You’ve had the highest grossing Japanese film in history, and your new films, whenever they come out, will make 2, 3 or maybe 4 times as much money at the box office as the second highest ranking Japanese film that comes out in the same year. I was wondering: what do you think other Japanese filmmakers are doing wrong?
I don’t really know. It just seems that we have been tremendously lucky, and that kind of luck could easily turn into something that is unlucky. That is something which we must not forget.
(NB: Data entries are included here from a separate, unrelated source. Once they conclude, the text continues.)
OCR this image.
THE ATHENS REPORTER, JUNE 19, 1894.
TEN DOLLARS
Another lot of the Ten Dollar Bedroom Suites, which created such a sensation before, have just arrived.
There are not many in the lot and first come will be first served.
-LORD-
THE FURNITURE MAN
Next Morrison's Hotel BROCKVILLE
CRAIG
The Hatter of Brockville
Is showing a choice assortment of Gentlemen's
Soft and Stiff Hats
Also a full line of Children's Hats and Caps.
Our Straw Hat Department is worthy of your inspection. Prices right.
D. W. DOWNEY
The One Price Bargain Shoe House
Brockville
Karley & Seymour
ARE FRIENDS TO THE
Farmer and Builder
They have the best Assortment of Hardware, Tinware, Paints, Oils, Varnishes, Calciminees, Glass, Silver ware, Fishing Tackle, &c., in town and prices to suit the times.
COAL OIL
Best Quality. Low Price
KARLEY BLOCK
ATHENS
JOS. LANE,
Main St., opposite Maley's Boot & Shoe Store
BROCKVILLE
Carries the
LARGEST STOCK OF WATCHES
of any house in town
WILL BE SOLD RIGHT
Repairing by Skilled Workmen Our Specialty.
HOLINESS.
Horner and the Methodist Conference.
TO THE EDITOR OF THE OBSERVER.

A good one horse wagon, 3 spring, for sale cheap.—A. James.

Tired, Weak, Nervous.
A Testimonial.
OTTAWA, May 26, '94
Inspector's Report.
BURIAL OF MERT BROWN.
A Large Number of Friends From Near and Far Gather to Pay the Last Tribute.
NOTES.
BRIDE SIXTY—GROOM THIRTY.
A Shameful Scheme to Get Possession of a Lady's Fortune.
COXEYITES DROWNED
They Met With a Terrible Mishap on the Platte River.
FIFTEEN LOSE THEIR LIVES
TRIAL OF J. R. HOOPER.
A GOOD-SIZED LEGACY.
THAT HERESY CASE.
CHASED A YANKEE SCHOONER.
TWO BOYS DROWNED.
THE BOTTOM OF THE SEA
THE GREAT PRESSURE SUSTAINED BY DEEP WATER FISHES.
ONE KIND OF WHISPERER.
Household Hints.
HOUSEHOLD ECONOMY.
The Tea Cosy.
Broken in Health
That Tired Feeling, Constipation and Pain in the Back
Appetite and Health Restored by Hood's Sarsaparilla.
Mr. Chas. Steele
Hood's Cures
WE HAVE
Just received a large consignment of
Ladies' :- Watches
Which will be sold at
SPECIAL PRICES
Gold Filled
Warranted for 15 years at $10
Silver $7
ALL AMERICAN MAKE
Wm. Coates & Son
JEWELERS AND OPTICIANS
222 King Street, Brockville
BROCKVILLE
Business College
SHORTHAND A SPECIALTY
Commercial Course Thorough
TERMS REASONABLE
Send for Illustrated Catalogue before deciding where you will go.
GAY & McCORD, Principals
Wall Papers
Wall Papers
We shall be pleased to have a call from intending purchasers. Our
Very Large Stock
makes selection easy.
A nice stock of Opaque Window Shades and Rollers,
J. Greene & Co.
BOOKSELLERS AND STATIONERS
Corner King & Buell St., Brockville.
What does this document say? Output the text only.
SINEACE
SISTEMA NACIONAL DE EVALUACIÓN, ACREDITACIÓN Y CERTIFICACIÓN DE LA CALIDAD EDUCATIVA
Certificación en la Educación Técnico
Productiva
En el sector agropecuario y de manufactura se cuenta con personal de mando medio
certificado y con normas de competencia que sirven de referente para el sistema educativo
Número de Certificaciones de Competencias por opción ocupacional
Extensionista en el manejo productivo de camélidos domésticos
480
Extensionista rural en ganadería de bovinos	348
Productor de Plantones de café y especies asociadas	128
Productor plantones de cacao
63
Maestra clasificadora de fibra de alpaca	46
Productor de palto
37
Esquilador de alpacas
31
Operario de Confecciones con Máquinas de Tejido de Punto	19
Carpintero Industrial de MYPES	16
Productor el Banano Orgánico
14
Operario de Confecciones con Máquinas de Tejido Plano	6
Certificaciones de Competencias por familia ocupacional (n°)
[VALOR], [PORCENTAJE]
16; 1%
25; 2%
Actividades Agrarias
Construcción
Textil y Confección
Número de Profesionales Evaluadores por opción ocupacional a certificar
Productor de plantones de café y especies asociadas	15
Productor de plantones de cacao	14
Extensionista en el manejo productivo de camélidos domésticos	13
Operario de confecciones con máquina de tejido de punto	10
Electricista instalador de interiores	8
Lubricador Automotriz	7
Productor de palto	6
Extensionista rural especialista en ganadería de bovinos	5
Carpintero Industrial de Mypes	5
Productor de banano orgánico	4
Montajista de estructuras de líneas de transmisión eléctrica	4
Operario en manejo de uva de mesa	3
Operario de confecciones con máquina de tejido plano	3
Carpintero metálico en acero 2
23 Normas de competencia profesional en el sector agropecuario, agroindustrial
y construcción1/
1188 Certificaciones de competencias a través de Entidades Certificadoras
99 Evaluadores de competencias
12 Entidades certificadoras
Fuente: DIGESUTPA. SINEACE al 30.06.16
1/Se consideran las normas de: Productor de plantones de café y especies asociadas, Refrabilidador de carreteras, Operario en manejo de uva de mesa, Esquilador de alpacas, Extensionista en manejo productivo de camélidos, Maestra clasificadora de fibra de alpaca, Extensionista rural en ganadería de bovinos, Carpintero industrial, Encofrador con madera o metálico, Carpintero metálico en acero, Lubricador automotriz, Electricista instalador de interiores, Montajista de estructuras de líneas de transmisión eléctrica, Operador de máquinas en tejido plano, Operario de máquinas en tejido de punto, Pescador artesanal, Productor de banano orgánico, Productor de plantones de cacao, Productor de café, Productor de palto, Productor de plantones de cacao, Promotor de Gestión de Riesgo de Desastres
You just said that films that are older than thirty years old are worthless - that people don’t like them. I can think of all sorts of films that I like which are over thirty years old: Gone with the Wind, Snow White and the Seven Dwarfs, Casablanca… Have you ever seen Casablanca?
Yes, I know it. I believe that a film that you value can become your lifelong friend. And yet, if Casablanca were to be released today, I don’t feel that it would be a success. For example, the works of Yasuhiro Ozu are outstanding films, and yet if they were released to the general public today, they would probably only be shown at one theater, and it isn’t possible to make films for only one theater. Of course, I respect Ozu - that hasn’t changed - because he was able to impress me. But that isn’t relevant to commercial success. And I think it’s even more ridiculous if you think of trying to do a remake of Casablanca. Films are a product of their time.

And Ingrid Bergman’s dead.
(Laughs) Yes, that’s right.

What is the current state of animation in Japan? A lot of it’s exported or outsourced to Korea and China, and you’ve said in newspaper articles that they’re losing the craftsmanship of the Japanese animator. On top of that, a friend of mine who’s a director at Studio Pierrot told me never to get into animation because it’s long hours and low pay. Could I get your comments on that?
I’m not in a position to talk about the state of animation in general in Japan, so I’d just like to talk about my own circumstances. The labor conditions for animators in Japan are, in general, too harsh. We want to make things better, and have tried to do so, but the ground we can cover is too narrow. Having said that, though, we are hiring over 20 new animators, and they will be receiving normal wages. We can’t immediately tell their aptitude for the job. However, for a 10 day period in Hongo in Tokyo, we had people come and carried out a range of tests to test their aptitude for the work. So, starting from April, there will be 22 new animators joining us. In order to train them, we’ll be having them involved in the production of a work, and after that we’ll continue such efforts. At any rate, what we want to do is not to depend on the outside world and take advantage of the gap that exists in the labor conditions [between Japan and other countries]. We are not going to do anything to that effect.

Dr Drago Stambuk, Ambassador of Croatia. I would like to use this opportunity first to ask why you chose to use the backdrop of Croatia for your picture, though you didn’t go to visit the country, and would also like to use this opportunity to invite you to visit Croatia...
When I made the film Porco Rosso, the setting was in the Adriatic Sea. There were flying boat fighter planes that were used for that film, and yet in World War I, it was only the Italian and Austrian air forces that took advantage of such aircraft, so that gave us our setting. We thought that, because of the setting, it would be obvious that the hero would have some place to hide among the islands of Croatia. I didn’t actually visit Croatia, so I stared at aerial shots of the country for so long that there must now be holes in those photographs. But I fear that, if I actually go there, it will be considerably different from what was depicted in the film.
I originally intended to create a relaxing film, but after we started production, the conflict in Yugoslavia began, and there was much attention focused on the bombings in Dubrovnik in Croatia. Our film ended up being heavier and gloomier in nature. However, I’d like to express my happiness at seeing the peaceful state that Croatia is now in.

And when do you intend to go to Croatia?
(Laughs) I’m not in a position to reply at this point. After going back to my studio, I’d like to discuss that very carefully with my producer.